Runtime Performance Differences
Here's the part that gets less airtime: runtime performance (throughput, peak latency) after warmup is typically worse with native images than with the JVM.
The JVM's JIT compiler (C2) performs profile-guided optimization at runtime - it watches what your code actually does and optimizes accordingly. Speculative optimizations, inlining based on observed call patterns, loop unrolling. The JIT compiler is incredibly good at this.
Native images use AOT compilation without runtime profiling. The compiler does its best at build time, but it can't speculate on runtime behavior. In practice, I've seen 10-30% lower throughput on compute-heavy workloads with native images compared to a warmed-up JVM.
GraalVM's Profile-Guided Optimization (PGO) for native images narrows the gap. You run the app, collect a profile, and rebuild with the profile data. But it adds another step to your build process and the profile may not match production workloads perfectly.
For I/O-bound services (most web apps), the throughput difference is negligible because you're waiting on network and database, not CPU. But for compute-heavy workloads, the JIT wins.
When Native Makes Sense
Serverless / FaaS: This is the killer use case. Lambda cold starts with a JVM are painful (5-15 seconds for a Spring Boot app). With a native image, cold start is under 200ms. If you're running on AWS Lambda, Azure Functions, or Google Cloud Run, native images are transformative.
CLI tools: If you're building a command-line tool in Java (using Picocli, for example), native images are perfect. Sub-100ms startup, small binary, no JRE dependency. It feels like a Go binary.
Sidecar processes: Small utility processes that run alongside your main application - health checkers, config reloaders, metrics exporters.
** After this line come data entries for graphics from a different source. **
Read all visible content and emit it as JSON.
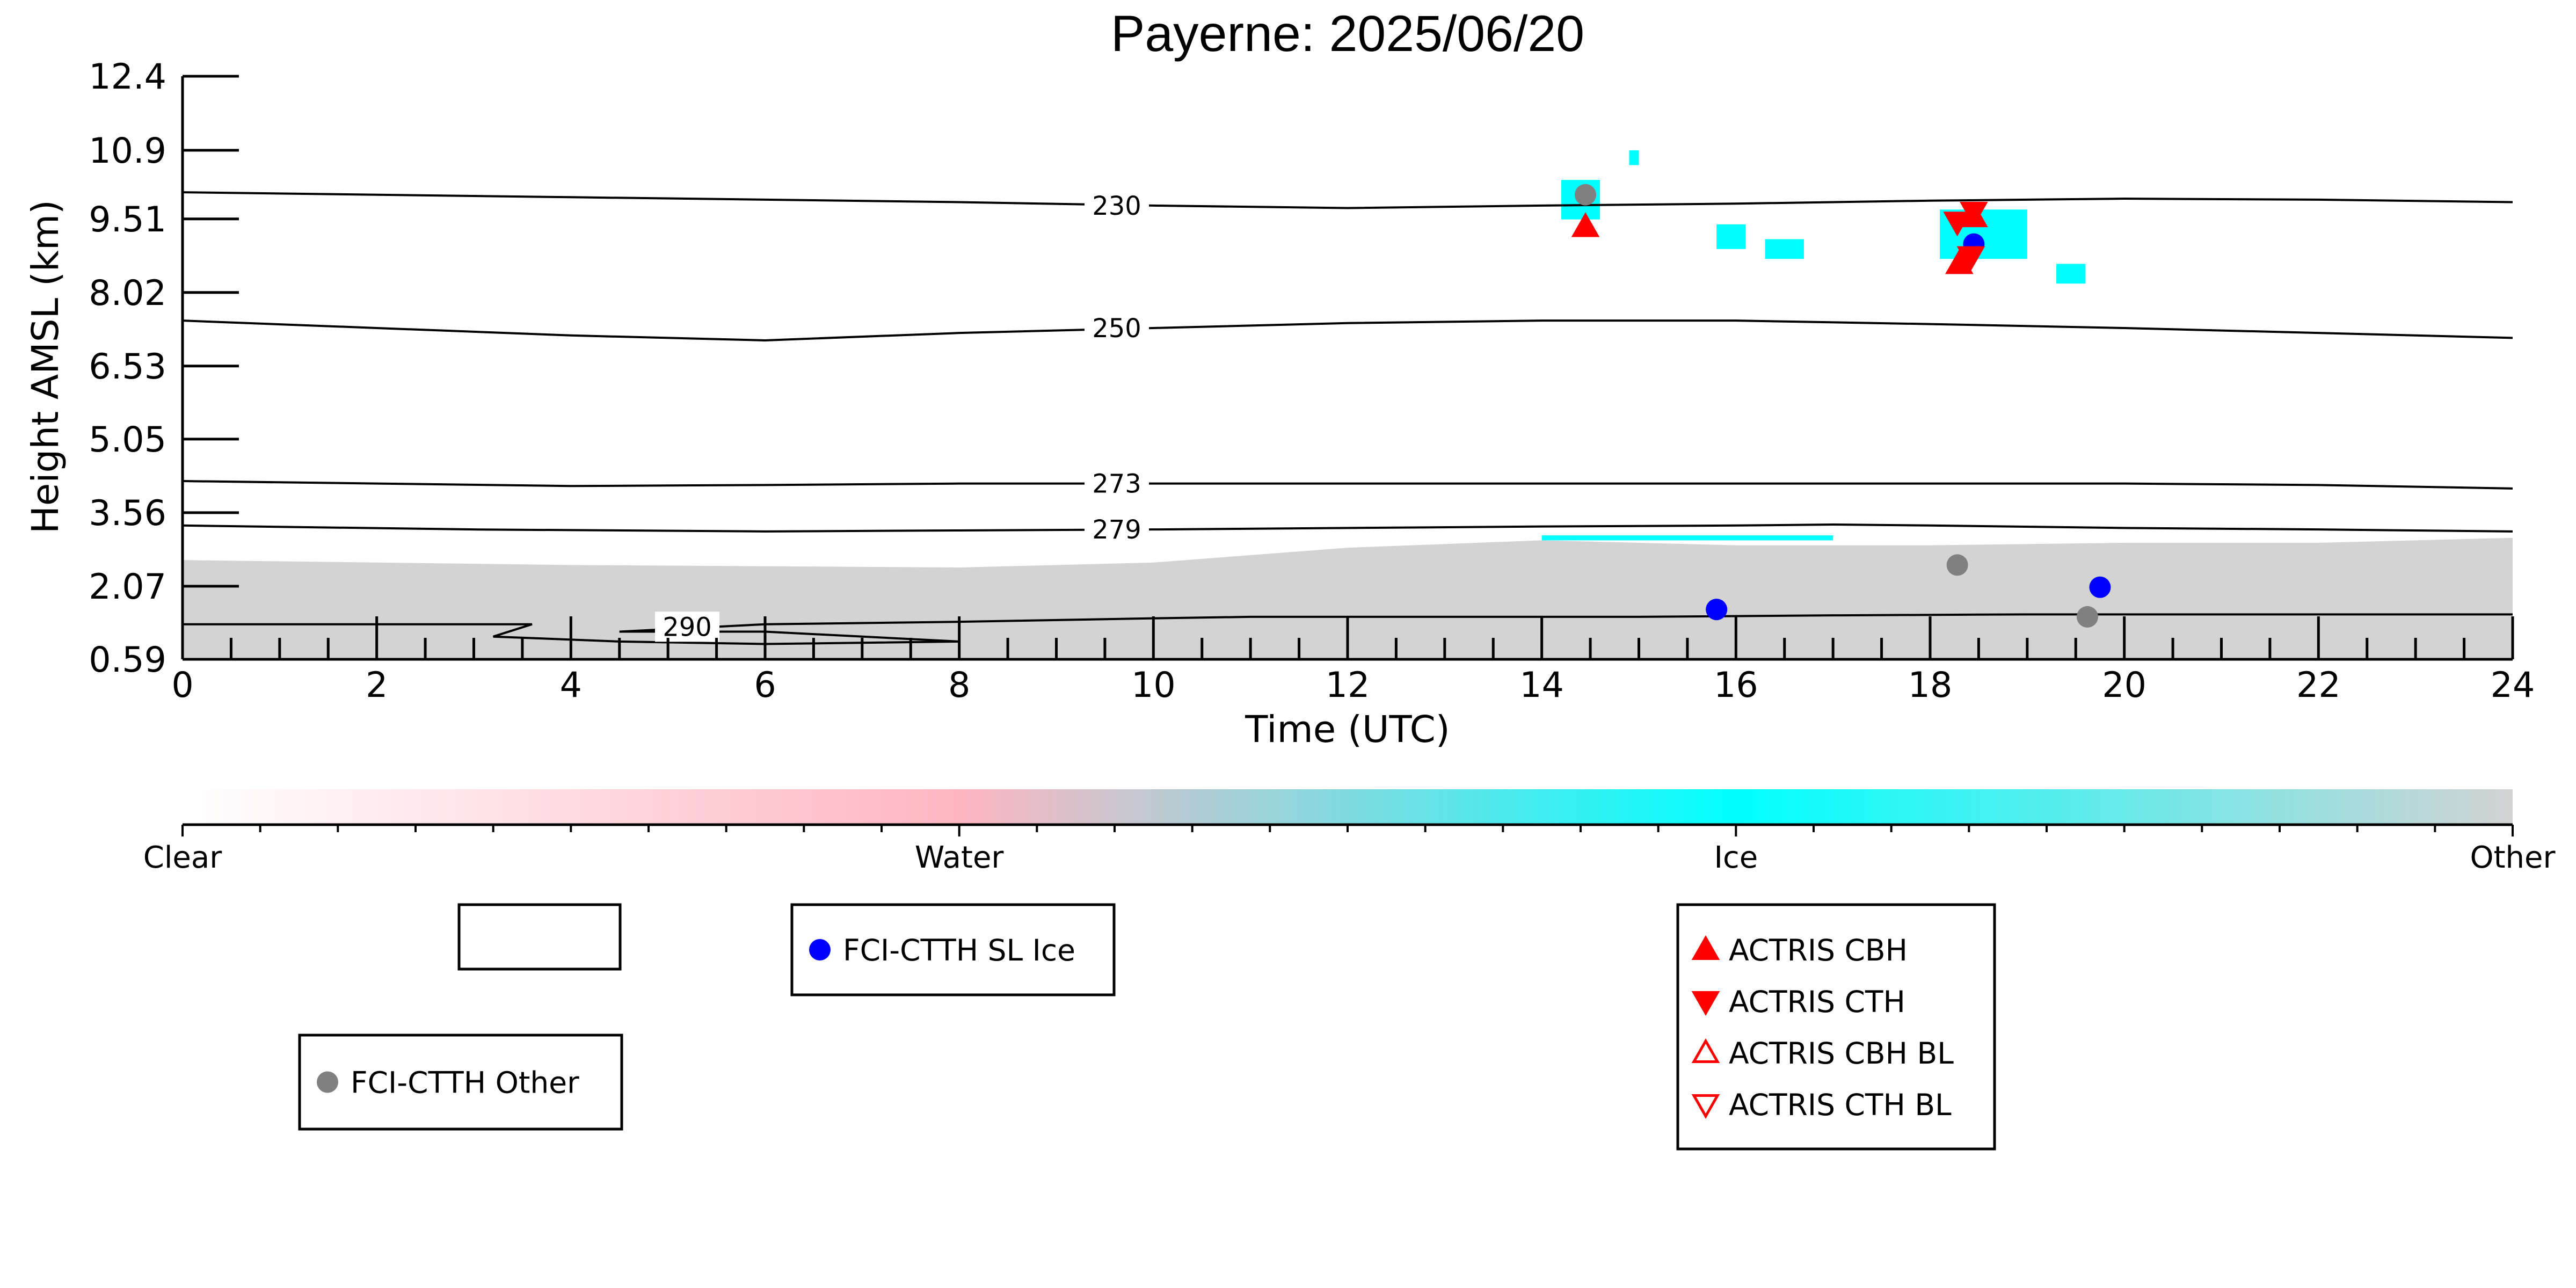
{
  "chart_data": {
    "type": "scatter",
    "title": "Payerne: 2025/06/20",
    "xlabel": "Time (UTC)",
    "ylabel": "Height AMSL (km)",
    "xlim": [
      0,
      24
    ],
    "ylim": [
      0.59,
      12.4
    ],
    "x_ticks": [
      "0",
      "2",
      "4",
      "6",
      "8",
      "10",
      "12",
      "14",
      "16",
      "18",
      "20",
      "22",
      "24"
    ],
    "y_ticks": [
      "0.59",
      "2.07",
      "3.56",
      "5.05",
      "6.53",
      "8.02",
      "9.51",
      "10.9",
      "12.4"
    ],
    "grid": false,
    "colorbar": {
      "labels": [
        "Clear",
        "Water",
        "Ice",
        "Other"
      ],
      "colors": [
        "#ffffff",
        "#ffb6c1",
        "#00ffff",
        "#d3d3d3"
      ]
    },
    "isotherms": [
      {
        "label": "230",
        "points": [
          [
            0,
            10.05
          ],
          [
            4,
            9.95
          ],
          [
            8,
            9.85
          ],
          [
            10,
            9.78
          ],
          [
            12,
            9.73
          ],
          [
            14,
            9.78
          ],
          [
            16,
            9.82
          ],
          [
            18,
            9.88
          ],
          [
            20,
            9.92
          ],
          [
            22,
            9.9
          ],
          [
            24,
            9.85
          ]
        ]
      },
      {
        "label": "250",
        "points": [
          [
            0,
            7.45
          ],
          [
            2,
            7.3
          ],
          [
            4,
            7.15
          ],
          [
            6,
            7.05
          ],
          [
            8,
            7.2
          ],
          [
            10,
            7.3
          ],
          [
            12,
            7.4
          ],
          [
            14,
            7.45
          ],
          [
            16,
            7.45
          ],
          [
            18,
            7.38
          ],
          [
            20,
            7.3
          ],
          [
            22,
            7.2
          ],
          [
            24,
            7.1
          ]
        ]
      },
      {
        "label": "273",
        "points": [
          [
            0,
            4.2
          ],
          [
            2,
            4.15
          ],
          [
            4,
            4.1
          ],
          [
            6,
            4.12
          ],
          [
            8,
            4.15
          ],
          [
            10,
            4.15
          ],
          [
            12,
            4.15
          ],
          [
            14,
            4.15
          ],
          [
            16,
            4.15
          ],
          [
            18,
            4.15
          ],
          [
            20,
            4.15
          ],
          [
            22,
            4.12
          ],
          [
            24,
            4.05
          ]
        ]
      },
      {
        "label": "279",
        "points": [
          [
            0,
            3.3
          ],
          [
            3,
            3.22
          ],
          [
            6,
            3.18
          ],
          [
            8,
            3.2
          ],
          [
            10,
            3.22
          ],
          [
            12,
            3.25
          ],
          [
            14,
            3.28
          ],
          [
            16,
            3.3
          ],
          [
            17,
            3.32
          ],
          [
            18,
            3.3
          ],
          [
            20,
            3.25
          ],
          [
            22,
            3.22
          ],
          [
            24,
            3.18
          ]
        ]
      },
      {
        "label": "290",
        "points": [
          [
            0,
            1.3
          ],
          [
            3,
            1.3
          ],
          [
            3.6,
            1.3
          ],
          [
            3.2,
            1.05
          ],
          [
            4.5,
            0.95
          ],
          [
            6,
            0.9
          ],
          [
            8,
            0.95
          ],
          [
            6,
            1.15
          ],
          [
            4.5,
            1.15
          ],
          [
            6,
            1.3
          ],
          [
            8,
            1.35
          ],
          [
            10,
            1.42
          ],
          [
            11,
            1.45
          ],
          [
            13,
            1.45
          ],
          [
            15,
            1.45
          ],
          [
            17,
            1.48
          ],
          [
            19,
            1.5
          ],
          [
            21,
            1.5
          ],
          [
            24,
            1.5
          ]
        ]
      }
    ],
    "series": [
      {
        "name": "FCI-CTTH SL Ice",
        "marker": "circle",
        "color": "#0000ff",
        "points": [
          [
            15.8,
            1.6
          ],
          [
            18.45,
            9.0
          ],
          [
            19.75,
            2.05
          ]
        ]
      },
      {
        "name": "FCI-CTTH Other",
        "marker": "circle",
        "color": "#808080",
        "points": [
          [
            14.45,
            10.0
          ],
          [
            18.28,
            2.5
          ],
          [
            19.62,
            1.45
          ]
        ]
      },
      {
        "name": "ACTRIS CBH",
        "marker": "triangle-up",
        "color": "#ff0000",
        "points": [
          [
            14.45,
            9.35
          ],
          [
            18.3,
            8.6
          ],
          [
            18.45,
            9.55
          ]
        ]
      },
      {
        "name": "ACTRIS CTH",
        "marker": "triangle-down",
        "color": "#ff0000",
        "points": [
          [
            18.28,
            9.45
          ],
          [
            18.45,
            9.65
          ],
          [
            18.42,
            8.75
          ]
        ]
      },
      {
        "name": "ACTRIS CBH BL",
        "marker": "triangle-up-open",
        "color": "#ff0000",
        "points": []
      },
      {
        "name": "ACTRIS CTH BL",
        "marker": "triangle-down-open",
        "color": "#ff0000",
        "points": []
      }
    ],
    "ice_regions": [
      {
        "x": [
          14.2,
          14.6
        ],
        "y": [
          9.5,
          10.3
        ]
      },
      {
        "x": [
          15.8,
          16.1
        ],
        "y": [
          8.9,
          9.4
        ]
      },
      {
        "x": [
          16.3,
          16.7
        ],
        "y": [
          8.7,
          9.1
        ]
      },
      {
        "x": [
          18.1,
          19.0
        ],
        "y": [
          8.7,
          9.7
        ]
      },
      {
        "x": [
          19.3,
          19.6
        ],
        "y": [
          8.2,
          8.6
        ]
      },
      {
        "x": [
          14.9,
          15.0
        ],
        "y": [
          10.6,
          10.9
        ]
      },
      {
        "x": [
          14.0,
          17.0
        ],
        "y": [
          3.0,
          3.1
        ]
      }
    ],
    "other_region": {
      "x": [
        0,
        24
      ],
      "y_top": [
        [
          0,
          2.6
        ],
        [
          4,
          2.5
        ],
        [
          8,
          2.45
        ],
        [
          10,
          2.55
        ],
        [
          12,
          2.85
        ],
        [
          14,
          3.0
        ],
        [
          16,
          2.9
        ],
        [
          18,
          2.9
        ],
        [
          20,
          2.95
        ],
        [
          22,
          2.95
        ],
        [
          24,
          3.05
        ]
      ]
    }
  },
  "legends": {
    "box1": [],
    "box2": [
      {
        "label": "FCI-CTTH SL Ice",
        "marker": "circle",
        "color": "#0000ff"
      }
    ],
    "box3": [
      {
        "label": "FCI-CTTH Other",
        "marker": "circle",
        "color": "#808080"
      }
    ],
    "box4": [
      {
        "label": "ACTRIS CBH",
        "marker": "triangle-up",
        "color": "#ff0000"
      },
      {
        "label": "ACTRIS CTH",
        "marker": "triangle-down",
        "color": "#ff0000"
      },
      {
        "label": "ACTRIS CBH BL",
        "marker": "triangle-up-open",
        "color": "#ff0000"
      },
      {
        "label": "ACTRIS CTH BL",
        "marker": "triangle-down-open",
        "color": "#ff0000"
      }
    ]
  }
}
Low memory footprint and instant startup are exactly what you want.
Kubernetes with aggressive scaling: If you scale from 0 and need pods ready in milliseconds, native images deliver. Combined with GraalVM's low memory footprint, you can pack more instances per node.
When Native Doesn't Make Sense
Long-running services with stable traffic: If your service starts once and runs for weeks, startup time is irrelevant. The JIT's runtime optimizations give you better throughput. You're trading runtime performance for a one-time startup benefit you only see during deployments.
Services with heavy reflection: Hibernate, some serialization libraries, and anything that generates classes at runtime will fight you. The configuration burden isn't worth it for a service that starts in 3 seconds on the JVM anyway.
Rapid development iteration: Native image builds take minutes. JVM builds take seconds. During development, the feedback loop matters. You can mitigate this with the JVM during development and native only for deployment, but it means you're testing in a different runtime than production. That's always risky.
Debugging production issues: You lose some debugging tools. JFR support is limited (though improving). jcmd, jmap, and other JVM diagnostic tools don't apply. If you rely on these for production debugging (I do), native images make your incident response harder.
The Practical Middle Ground
For most of my services - long-running Spring Boot apps on Kubernetes - I don't use native images. The JVM with CRaC or AppCDS gives me fast-enough startup (under 1 second) without sacrificing runtime performance or debugging capability.
Where I do use native images: a few Lambda functions and CLI tools where startup time and binary size genuinely matter.
If you want to try native images with Spring Boot 3.x, the experience is genuinely good for standard CRUD applications. The Spring team has done excellent work on AOT processing. Just budget extra time for build infrastructure, be prepared for third-party library surprises, and test thoroughly - native image behavior can differ from JVM behavior in subtle ways.
The technology is impressive. The trade-offs are real. Make sure the trade-offs align with your actual requirements, not the excitement of seeing a Java app start in 50 milliseconds.